With its giant steel compression ring perched nearly 300 ft in the air, the MSG Sphere at The Venetian is putting on a Las Vegas show before the venue is even complete.

A DEMAG CC-8800, the world’s fourth-largest crawler crane, placed the 170-ton ring atop a steel shoring tower on Feb. 18. The lift marks a major milestone in the $1.66-billion project to build the 17,500-seat Sphere, begun in 2018 and scheduled to be complete in 2023.

The owner, New York City-based MSG Entertainment, recently assumed the role of construction manager, although former general contractor AECOM remains involved in the project.   

“Even the scale of the equipment needed for construction is unique,” says Nick Tomasino, vice president of construction for the Madison Square Garden Co., in a statement. “This specialty crane allows us to execute the complexities that come with building the largest spherical structure in the world, safely performing lifts that require an incredible amount of expertise and precision.”

The challenge was formidable: The Sphere’s nearly 100-ft-dia compression ring, which will serve as the apex of the steel frame for the venue’s domed roof, weighs nearly as much as two Boeing 757 jets. [Watch video of the lift.]
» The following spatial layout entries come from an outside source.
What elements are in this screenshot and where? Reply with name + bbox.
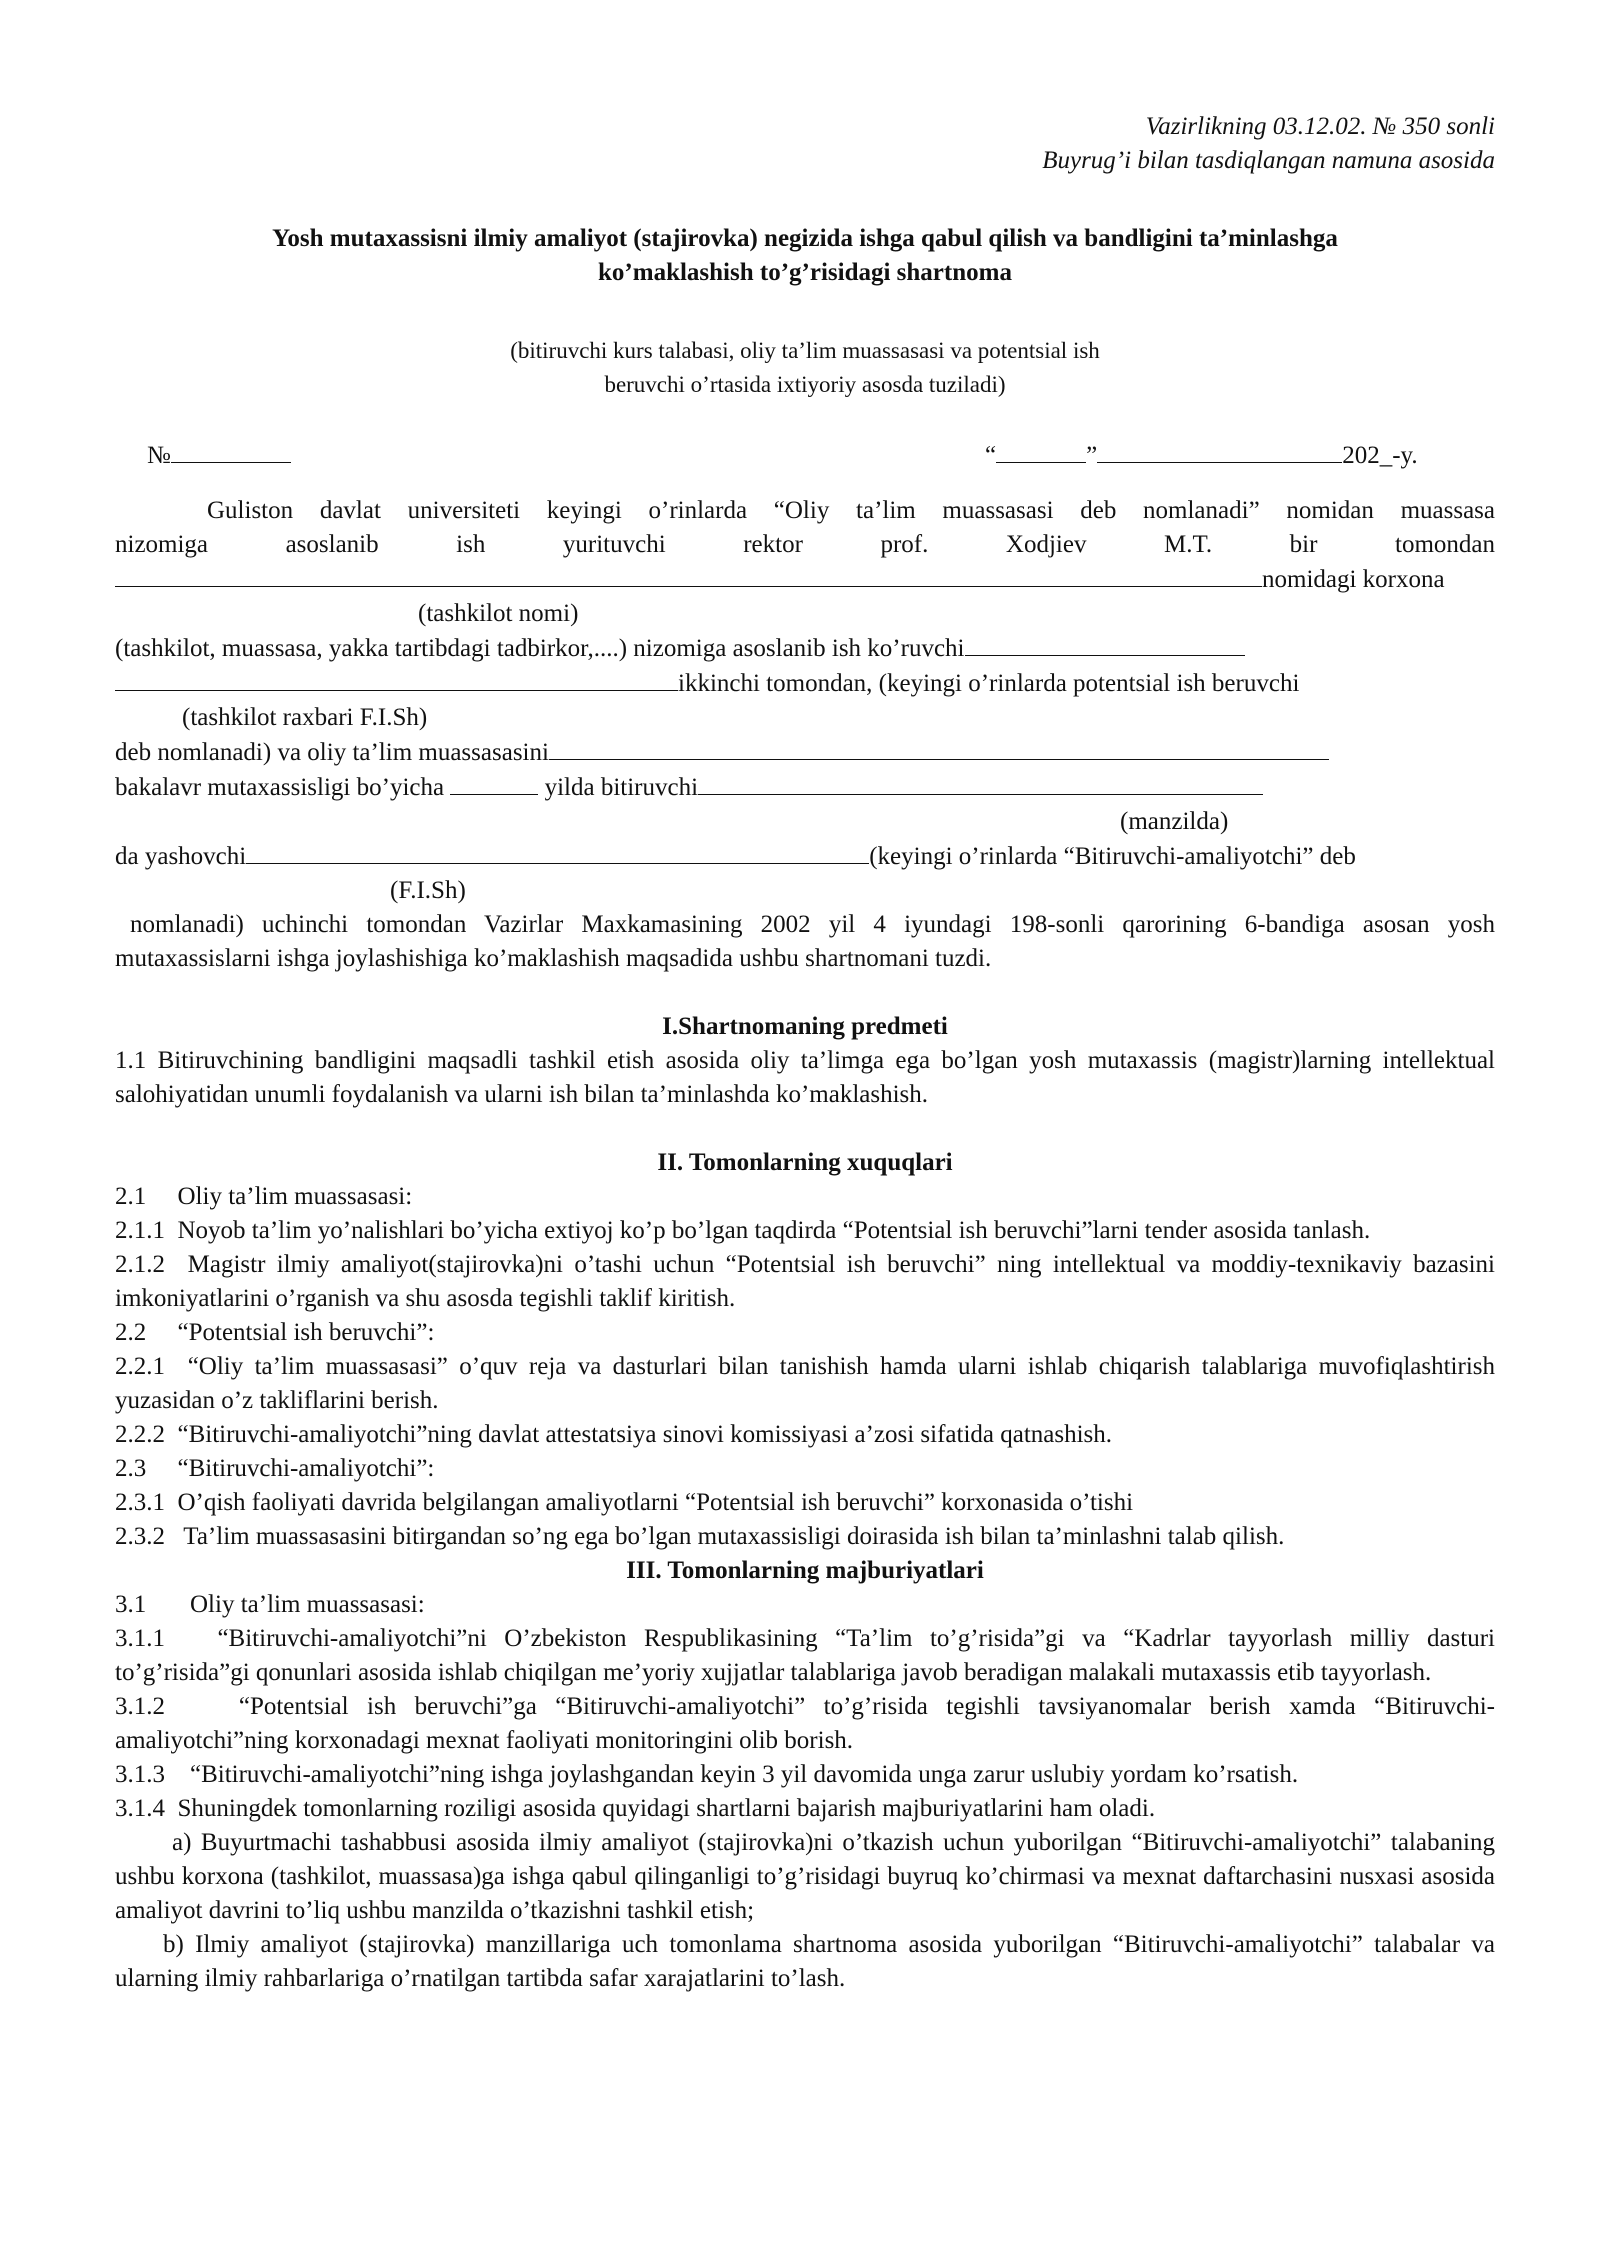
clause-2-2: 2.2 “Potentsial ish beruvchi”: [115,1319,435,1346]
clause-3-1-4-a: a) Buyurtmachi tashabbusi asosida ilmiy amaliyot (stajirovka)ni o’tkazish uchun yuborilgan “Bitiruvchi-amaliyotchi” talabaning ushbu korxona (tashkilot, muassasa)ga ishga qabul qilinganligi to’g’risidagi buyruq ko’chirmasi va mexnat daftarchasini nusxasi asosida amaliyot davrini to’liq ushbu manzilda o’tkazishni tashkil etish; [115,1829,1495,1924]
clause-3-1-2: 3.1.2 “Potentsial ish beruvchi”ga “Bitiruvchi-amaliyotchi” to’g’risida tegishli tavsiyanomalar berish xamda “Bitiruvchi-amaliyotchi”ning korxonadagi mexnat faoliyati monitoringini olib borish. [115,1693,1495,1754]
caption-organization: (tashkilot nomi) [418,600,579,627]
header-line-1: Vazirlikning 03.12.02. № 350 sonli [1145,113,1495,140]
institution-blank [549,735,1329,760]
caption-address: (manzilda) [1120,808,1229,835]
clause-2-1: 2.1 Oliy ta’lim muassasasi: [115,1183,413,1210]
subtitle-line-1: (bitiruvchi kurs talabasi, oliy ta’lim muassasasi va potentsial ish [510,338,1100,363]
year-label: 202_-y. [1342,442,1418,469]
clause-2-1-2: 2.1.2 Magistr ilmiy amaliyot(stajirovka)ni o’tashi uchun “Potentsial ish beruvchi” ning intellektual va moddiy-texnikaviy bazasini imkoniyatlarini o’rganish va shu asosda tegishli taklif kiritish. [115,1251,1502,1312]
clause-3-1-1: 3.1.1 “Bitiruvchi-amaliyotchi”ni O’zbekiston Respublikasining “Ta’lim to’g’risida”gi va “Kadrlar tayyorlash milliy dasturi to’g’risida”gi qonunlari asosida ishlab chiqilgan me’yoriy xujjatlar talablariga javob beradigan malakali mutaxassis etib tayyorlash. [115,1625,1502,1686]
document-title-line-2: ko’maklashish to’g’risidagi shartnoma [598,259,1012,286]
open-quote: “ [985,442,997,469]
caption-fish: (F.I.Sh) [390,877,466,904]
day-blank [996,438,1086,463]
caption-head: (tashkilot raxbari F.I.Sh) [182,704,428,731]
clause-2-2-1: 2.2.1 “Oliy ta’lim muassasasi” o’quv reja va dasturlari bilan tanishish hamda ularni ishlab chiqarish talablariga muvofiqlashtirish yuzasidan o’z takliflarini berish. [115,1353,1502,1414]
section-1-paragraph: 1.1 Bitiruvchining bandligini maqsadli tashkil etish asosida oliy ta’limga ega bo’lgan yosh mutaxassis (magistr)larning intellektual salohiyatidan unumli foydalanish va ularni ish bilan ta’minlashda ko’maklashish. [115,1047,1495,1108]
clause-2-3-1: 2.3.1 O’qish faoliyati davrida belgilangan amaliyotlarni “Potentsial ish beruvchi” korxonasida o’tishi [115,1489,1134,1516]
section-3-heading: III. Tomonlarning majburiyatlari [626,1557,984,1584]
clause-2-3: 2.3 “Bitiruvchi-amaliyotchi”: [115,1455,435,1482]
document-title-line-1: Yosh mutaxassisni ilmiy amaliyot (stajirovka) negizida ishga qabul qilish va bandligini ta’minlashga [272,225,1338,252]
clause-2-2-2: 2.2.2 “Bitiruvchi-amaliyotchi”ning davlat attestatsiya sinovi komissiyasi a’zosi sifatida qatnashish. [115,1421,1113,1448]
clause-2-1-1: 2.1.1 Noyob ta’lim yo’nalishlari bo’yicha extiyoj ko’p bo’lgan taqdirda “Potentsial ish beruvchi”larni tender asosida tanlash. [115,1217,1371,1244]
intro-line-3 [115,562,1495,597]
intro-line-7-text-a: bakalavr mutaxassisligi bo’yicha [115,774,445,801]
section-2-heading: II. Tomonlarning xuquqlari [657,1149,953,1176]
intro-line-4 [115,631,1495,666]
intro-line-4-text: (tashkilot, muassasa, yakka tartibdagi tadbirkor,....) nizomiga asoslanib ish ko’ruvchi [115,635,965,662]
number-date-line [115,438,1495,472]
number-blank [171,438,291,463]
intro-line-2: nizomiga asoslanib ish yurituvchi rektor prof. Xodjiev M.T. bir tomondan [115,531,1495,558]
subtitle-line-2: beruvchi o’rtasida ixtiyoriy asosda tuziladi) [604,372,1006,397]
organization-blank [115,562,1262,587]
clause-3-1: 3.1 Oliy ta’lim muassasasi: [115,1591,425,1618]
section-1-heading: I.Shartnomaning predmeti [662,1013,948,1040]
intro-line-8-text-b: (keyingi o’rinlarda “Bitiruvchi-amaliyotchi” deb [869,843,1356,870]
intro-line-1: Guliston davlat universiteti keyingi o’rinlarda “Oliy ta’lim muassasasi deb nomlanadi” nomidan muassasa [207,497,1495,524]
graduate-blank [698,770,1263,795]
intro-line-7 [115,770,1495,805]
intro-line-7-text-b: yilda bitiruvchi [544,774,699,801]
document-page [115,110,1502,1996]
year-graduate-blank [450,770,538,795]
intro-line-9: nomlanadi) uchinchi tomondan Vazirlar Maxkamasining 2002 yil 4 iyundagi 198-sonli qarorining 6-bandiga asosan yosh mutaxassislarni ishga joylashishiga ko’maklashish maqsadida ushbu shartnomani tuzdi. [115,911,1495,972]
intro-line-3-suffix: nomidagi korxona [1262,566,1445,593]
intro-line-6 [115,735,1495,770]
intro-line-5-suffix: ikkinchi tomondan, (keyingi o’rinlarda potentsial ish beruvchi [678,670,1300,697]
header-line-2: Buyrug’i bilan tasdiqlangan namuna asosida [1042,147,1495,174]
head-name-blank-1 [965,631,1245,656]
number-label: № [147,442,171,469]
clause-2-3-2: 2.3.2 Ta’lim muassasasini bitirgandan so’ng ega bo’lgan mutaxassisligi doirasida ish bilan ta’minlashni talab qilish. [115,1523,1285,1550]
close-quote: ” [1086,442,1098,469]
residence-blank [246,839,869,864]
head-name-blank-2 [115,666,678,691]
month-blank [1097,438,1342,463]
clause-3-1-4: 3.1.4 Shuningdek tomonlarning roziligi asosida quyidagi shartlarni bajarish majburiyatlarini ham oladi. [115,1795,1156,1822]
clause-3-1-4-b: b) Ilmiy amaliyot (stajirovka) manzillariga uch tomonlama shartnoma asosida yuborilgan “Bitiruvchi-amaliyotchi” talabalar va ularning ilmiy rahbarlariga o’rnatilgan tartibda safar xarajatlarini to’lash. [115,1931,1495,1992]
intro-line-5 [115,666,1495,701]
intro-line-6-text: deb nomlanadi) va oliy ta’lim muassasasini [115,739,549,766]
intro-line-8-text-a: da yashovchi [115,843,247,870]
intro-line-8 [115,839,1495,874]
clause-3-1-3: 3.1.3 “Bitiruvchi-amaliyotchi”ning ishga joylashgandan keyin 3 yil davomida unga zarur uslubiy yordam ko’rsatish. [115,1761,1299,1788]
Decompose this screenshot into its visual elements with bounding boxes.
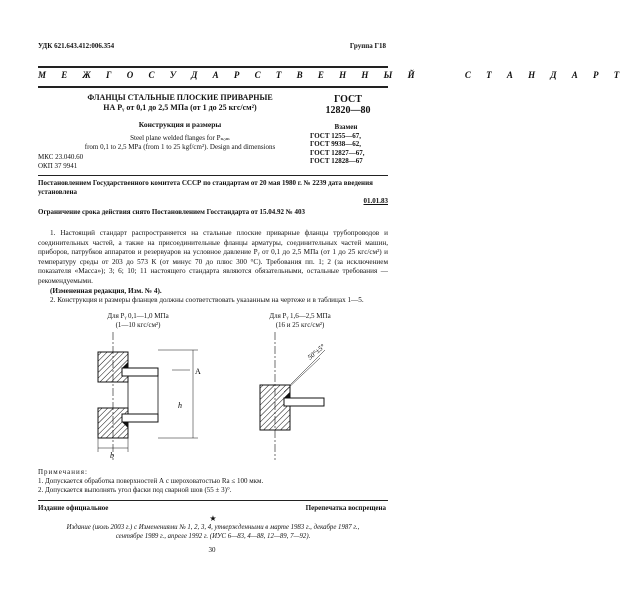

Workers assembled the ring on site, welding and bolting the prefabricated steel pieces over three weeks.

The ring now sits atop a temporary 285-ft-high steel shoring tower in the center of the venue. The tower will be removed after the roof’s steel frame is finished.

Crews will use a hydraulic lift atop the shoring tower to calibrate the compression ring’s exact position before placing the roof trusses.
MSG chose the massive crawler crane over a boom crane since its tracks allow the crane to manage heavier lifts and rotate a full 360 degrees, the company said.

Arriving in Las Vegas in January 2020 via Belgium and the Panama Canal, the 580-ft-tall crane weighs 869 tons, including the 850 tons of counterweight added for stability. The site’s second-largest crane, a Manitowoc MLC 300, with a lifting capacity of 350 tons, was commissioned solely to assemble the CC-8800 crane.

The construction site’s natural ground is too soft to support the giant crawler, so the CC-8800 runs on 50-ft-by-6.5-ft tracks and steel mats atop a half-acre custom-composite soil pad.

Now settled in the northeast corner of the site, the crane is busy delivering materials across the 366-ft-tall and 516-ft-wide MSG Sphere and down into the center of the venue.

The 170-ton compression ring was the heaviest lift in the entire project, but the CC-8800 can handle more than 10 times that weight. Last fall, the project team spent two days moving the crane to the southern end of the venue so it could place two 240-ton steel girders, which sit 140 ft off the ground and span the length of what will be the venue’s stage. Those girders will ultimately help support the 13,000-ton, steel-domed roof. 

When complete, the Sphere will offer more than 160,000 sq ft of display surface, roughly equal to the size of three football fields, with an infrasound haptic system adding deep vibrations so guests can “feel” the music experience. MSG Entertainment has plans to build Sphere venues in other locations such as London after completing the Las Vegas project.